When I first learned about PostSecret, I thought it was just another website encouraging artistic people to send in their work and try to get it posted on the internet. However, after doing a bit more research and taking a closer look at the background story to the site, I realized that it is much more than that, and much more open to everyone. It describes itself almost like a therapy program, to help people who have been suffering from an inner problem and have not yet found a way to effectively cope with it.

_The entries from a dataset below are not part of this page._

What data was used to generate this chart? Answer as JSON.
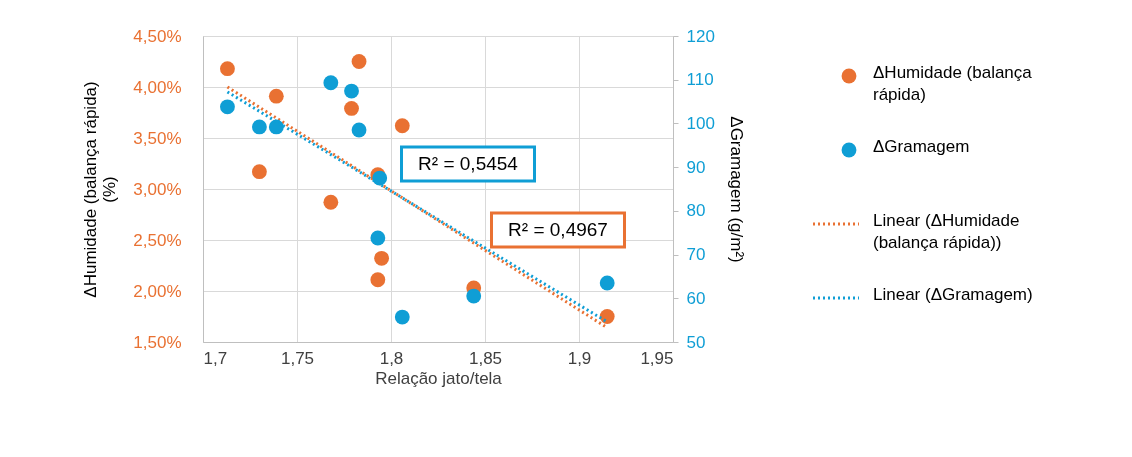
{
  "chart_data": {
    "type": "scatter",
    "xlabel": "Relação jato/tela",
    "ylabel": "ΔHumidade (balança rápida) (%)",
    "y2label": "ΔGramagem (g/m²)",
    "xlim": [
      1.7,
      1.95
    ],
    "xticks": [
      {
        "value": 1.7,
        "label": "1,7"
      },
      {
        "value": 1.75,
        "label": "1,75"
      },
      {
        "value": 1.8,
        "label": "1,8"
      },
      {
        "value": 1.85,
        "label": "1,85"
      },
      {
        "value": 1.9,
        "label": "1,9"
      },
      {
        "value": 1.95,
        "label": "1,95"
      }
    ],
    "ylim": [
      1.5,
      4.5
    ],
    "yticks": [
      {
        "value": 1.5,
        "label": "1,50%"
      },
      {
        "value": 2.0,
        "label": "2,00%"
      },
      {
        "value": 2.5,
        "label": "2,50%"
      },
      {
        "value": 3.0,
        "label": "3,00%"
      },
      {
        "value": 3.5,
        "label": "3,50%"
      },
      {
        "value": 4.0,
        "label": "4,00%"
      },
      {
        "value": 4.5,
        "label": "4,50%"
      }
    ],
    "y2lim": [
      50,
      120
    ],
    "y2ticks": [
      50,
      60,
      70,
      80,
      90,
      100,
      110,
      120
    ],
    "grid": true,
    "legend": "right",
    "marker": "circle",
    "series": [
      {
        "name": "ΔHumidade (balança rápida)",
        "color": "#e97132",
        "x": [
          1.713,
          1.739,
          1.73,
          1.768,
          1.783,
          1.779,
          1.806,
          1.793,
          1.795,
          1.793,
          1.844,
          1.915
        ],
        "values": [
          4.18,
          3.91,
          3.17,
          2.87,
          4.25,
          3.79,
          3.62,
          3.14,
          2.32,
          2.11,
          2.03,
          1.75
        ]
      },
      {
        "name": "ΔGramagem",
        "axis": "y2",
        "color": "#0f9ed5",
        "x": [
          1.713,
          1.73,
          1.739,
          1.768,
          1.779,
          1.783,
          1.794,
          1.793,
          1.806,
          1.844,
          1.915
        ],
        "values": [
          103.8,
          99.2,
          99.2,
          109.3,
          107.4,
          98.5,
          87.5,
          73.8,
          55.7,
          60.5,
          63.5
        ]
      },
      {
        "name": "Linear (ΔHumidade (balança rápida))",
        "type": "line",
        "marker": "none",
        "line_style": "dotted",
        "color": "#e97132",
        "x": [
          1.713,
          1.915
        ],
        "values": [
          4.0,
          1.64
        ]
      },
      {
        "name": "Linear (ΔGramagem)",
        "type": "line",
        "axis": "y2",
        "marker": "none",
        "line_style": "dotted",
        "color": "#0f9ed5",
        "x": [
          1.713,
          1.915
        ],
        "values": [
          107.2,
          54.6
        ]
      }
    ],
    "annotations": [
      "R² = 0,5454",
      "R² = 0,4967"
    ]
  }
}
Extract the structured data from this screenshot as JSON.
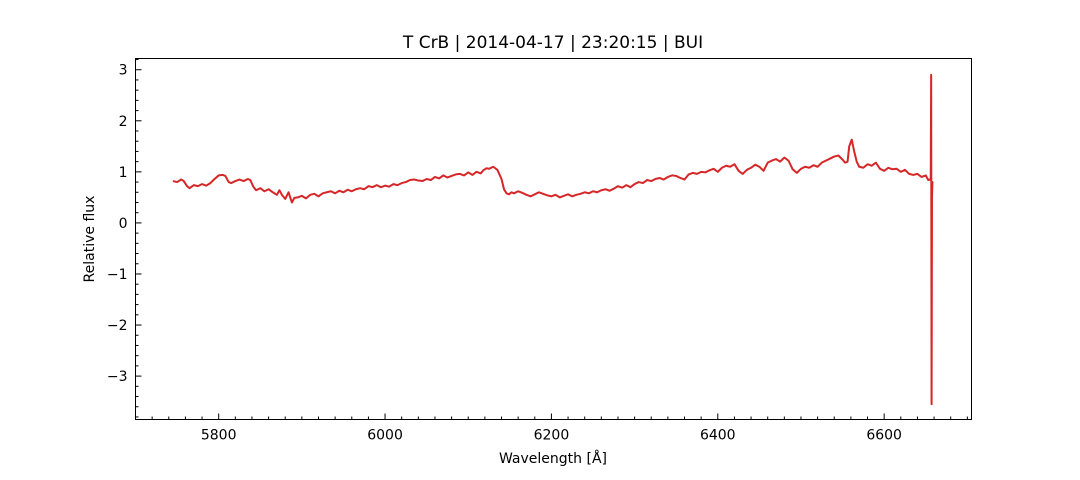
{
  "chart_data": {
    "type": "line",
    "title": "T CrB | 2014-04-17 | 23:20:15 | BUI",
    "xlabel": "Wavelength [Å]",
    "ylabel": "Relative flux",
    "xlim": [
      5700,
      6705
    ],
    "ylim": [
      -3.85,
      3.22
    ],
    "xticks": [
      5800,
      6000,
      6200,
      6400,
      6600
    ],
    "yticks": [
      -3,
      -2,
      -1,
      0,
      1,
      2,
      3
    ],
    "xtick_labels": [
      "5800",
      "6000",
      "6200",
      "6400",
      "6600"
    ],
    "ytick_labels": [
      "−3",
      "−2",
      "−1",
      "0",
      "1",
      "2",
      "3"
    ],
    "grid": false,
    "legend": "none",
    "series": [
      {
        "color": "#d62728",
        "x": [
          5745,
          5750,
          5755,
          5758,
          5762,
          5765,
          5770,
          5775,
          5780,
          5785,
          5790,
          5795,
          5800,
          5805,
          5808,
          5812,
          5815,
          5820,
          5825,
          5830,
          5835,
          5838,
          5842,
          5845,
          5850,
          5855,
          5860,
          5865,
          5870,
          5873,
          5876,
          5880,
          5884,
          5888,
          5891,
          5895,
          5900,
          5905,
          5910,
          5915,
          5920,
          5925,
          5930,
          5935,
          5940,
          5945,
          5950,
          5955,
          5960,
          5965,
          5970,
          5975,
          5980,
          5985,
          5990,
          5995,
          6000,
          6005,
          6010,
          6015,
          6020,
          6025,
          6030,
          6035,
          6040,
          6045,
          6050,
          6055,
          6060,
          6065,
          6070,
          6075,
          6080,
          6085,
          6090,
          6095,
          6100,
          6105,
          6110,
          6115,
          6118,
          6122,
          6125,
          6130,
          6135,
          6140,
          6143,
          6146,
          6149,
          6152,
          6155,
          6160,
          6165,
          6170,
          6175,
          6180,
          6185,
          6190,
          6195,
          6200,
          6205,
          6210,
          6215,
          6220,
          6225,
          6230,
          6235,
          6240,
          6245,
          6250,
          6255,
          6260,
          6265,
          6270,
          6275,
          6280,
          6285,
          6290,
          6295,
          6300,
          6305,
          6310,
          6315,
          6320,
          6325,
          6330,
          6335,
          6340,
          6345,
          6350,
          6355,
          6360,
          6365,
          6370,
          6375,
          6380,
          6385,
          6390,
          6395,
          6400,
          6405,
          6410,
          6415,
          6420,
          6425,
          6430,
          6435,
          6440,
          6445,
          6450,
          6455,
          6460,
          6465,
          6470,
          6475,
          6480,
          6485,
          6490,
          6495,
          6500,
          6505,
          6510,
          6515,
          6520,
          6525,
          6530,
          6535,
          6540,
          6545,
          6550,
          6553,
          6556,
          6558,
          6561,
          6564,
          6567,
          6570,
          6575,
          6580,
          6585,
          6590,
          6595,
          6600,
          6605,
          6610,
          6615,
          6620,
          6625,
          6630,
          6635,
          6640,
          6645,
          6650,
          6653,
          6655,
          6656,
          6656.5,
          6657,
          6657.5,
          6658,
          6658.5
        ],
        "y": [
          0.82,
          0.8,
          0.85,
          0.82,
          0.72,
          0.68,
          0.74,
          0.72,
          0.76,
          0.73,
          0.78,
          0.86,
          0.93,
          0.94,
          0.92,
          0.8,
          0.78,
          0.82,
          0.85,
          0.82,
          0.86,
          0.84,
          0.7,
          0.64,
          0.68,
          0.62,
          0.66,
          0.6,
          0.55,
          0.64,
          0.55,
          0.47,
          0.6,
          0.4,
          0.49,
          0.5,
          0.53,
          0.48,
          0.55,
          0.57,
          0.52,
          0.58,
          0.6,
          0.62,
          0.58,
          0.63,
          0.6,
          0.65,
          0.62,
          0.66,
          0.68,
          0.66,
          0.72,
          0.7,
          0.74,
          0.7,
          0.73,
          0.71,
          0.76,
          0.74,
          0.78,
          0.8,
          0.84,
          0.85,
          0.83,
          0.82,
          0.86,
          0.84,
          0.9,
          0.87,
          0.93,
          0.89,
          0.92,
          0.95,
          0.96,
          0.93,
          0.99,
          0.94,
          1.0,
          0.97,
          1.03,
          1.07,
          1.06,
          1.1,
          1.04,
          0.86,
          0.66,
          0.58,
          0.56,
          0.6,
          0.58,
          0.62,
          0.59,
          0.55,
          0.52,
          0.56,
          0.6,
          0.57,
          0.54,
          0.52,
          0.55,
          0.5,
          0.53,
          0.56,
          0.52,
          0.55,
          0.57,
          0.6,
          0.58,
          0.62,
          0.6,
          0.64,
          0.66,
          0.63,
          0.67,
          0.72,
          0.69,
          0.74,
          0.7,
          0.76,
          0.8,
          0.78,
          0.84,
          0.82,
          0.86,
          0.88,
          0.85,
          0.9,
          0.93,
          0.92,
          0.88,
          0.85,
          0.95,
          0.98,
          0.96,
          1.0,
          0.99,
          1.03,
          1.06,
          1.0,
          1.08,
          1.12,
          1.1,
          1.15,
          1.02,
          0.96,
          1.04,
          1.08,
          1.14,
          1.1,
          1.02,
          1.18,
          1.22,
          1.25,
          1.2,
          1.28,
          1.22,
          1.05,
          0.98,
          1.06,
          1.1,
          1.08,
          1.13,
          1.1,
          1.18,
          1.22,
          1.26,
          1.3,
          1.32,
          1.24,
          1.18,
          1.2,
          1.5,
          1.63,
          1.4,
          1.2,
          1.1,
          1.08,
          1.15,
          1.12,
          1.18,
          1.06,
          1.02,
          1.08,
          1.05,
          1.06,
          1.0,
          1.04,
          0.96,
          0.94,
          0.96,
          0.9,
          0.93,
          0.84,
          0.85,
          0.84,
          2.9,
          -3.55,
          0.5,
          0.8,
          0.78
        ]
      }
    ]
  }
}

In the backstory behind the start of PostSecret, the creator, Frank Warren, describes how it first started with the “reluctant oracle” project, where he artistically generated and sent out a work to be discovered and interpreted by anyone. He did it to give people advice on how to deal with anything that was bothering them, insignificant or life-changing.

Here is an example of one of his “reluctant oracles” he created:

On the last “reluctant oracle” it stated, “you will find your answers in the secrets of strangers,” and that is what started the idea of allowing people to create their own postcards and write their secrets on them, putting them out there to the public world. Now, what I find most interesting about this is that the concept of PostSecret serves two purposes. The first is to serve as a coping mechanism for the person who creates the postcard, forcing them to think deeply about how to artistically represent their secret in a unique way, which will hopefully lead to getting their postcard chosen as one of the few to be posted online. The act of even writing the secret down is, for many people, already a big step in releasing some of the pressure that has been built up inside them from the keeping in of the secret or issue. The second purpose of PostSecret, as expressed in the quote from the last “reluctant oracle” is to serve as a forum of admitted secrets that others can relate to. People find comfort in seeing that others share similar problems or sufferings—that they are not alone. By being able to relate with other people through their secrets, people saw the site as a kind of therapy.

The popularity of PostSecret has been seen by Twitter, who even started SecretTweet, a supposedly anonymous way to tweet secrets about anything you want. You can check out an article about it here: http://latimesblogs.latimes.com/jacketcopy/2009/02/like-postsecret.html

The popularity of anonymous secret-sharing can be seen by an idea from Calvert, quoted by Miller & Shepard in their scholarly article “Blogging as Social Action: A Genre Analysis of the Weblog”– that people’s relationships with each other through media can be described as “mediated voyeurism”, or “the consumption of revealing images of and information about others’ apparently revealed and unguarded lives, often yet not always for purposes of entertainment, through means of the mass media and internet”  (http://blog.lib.umn.edu/blogosphere/blogging_as_social_action.html).  “Mediated voyeurism” has become such an evident part of human obsessions that hundreds of new websites specifically serving this purpose has appeared. One may ask, how many secrets can be anonymously shared until the whole world knows everything about everyone?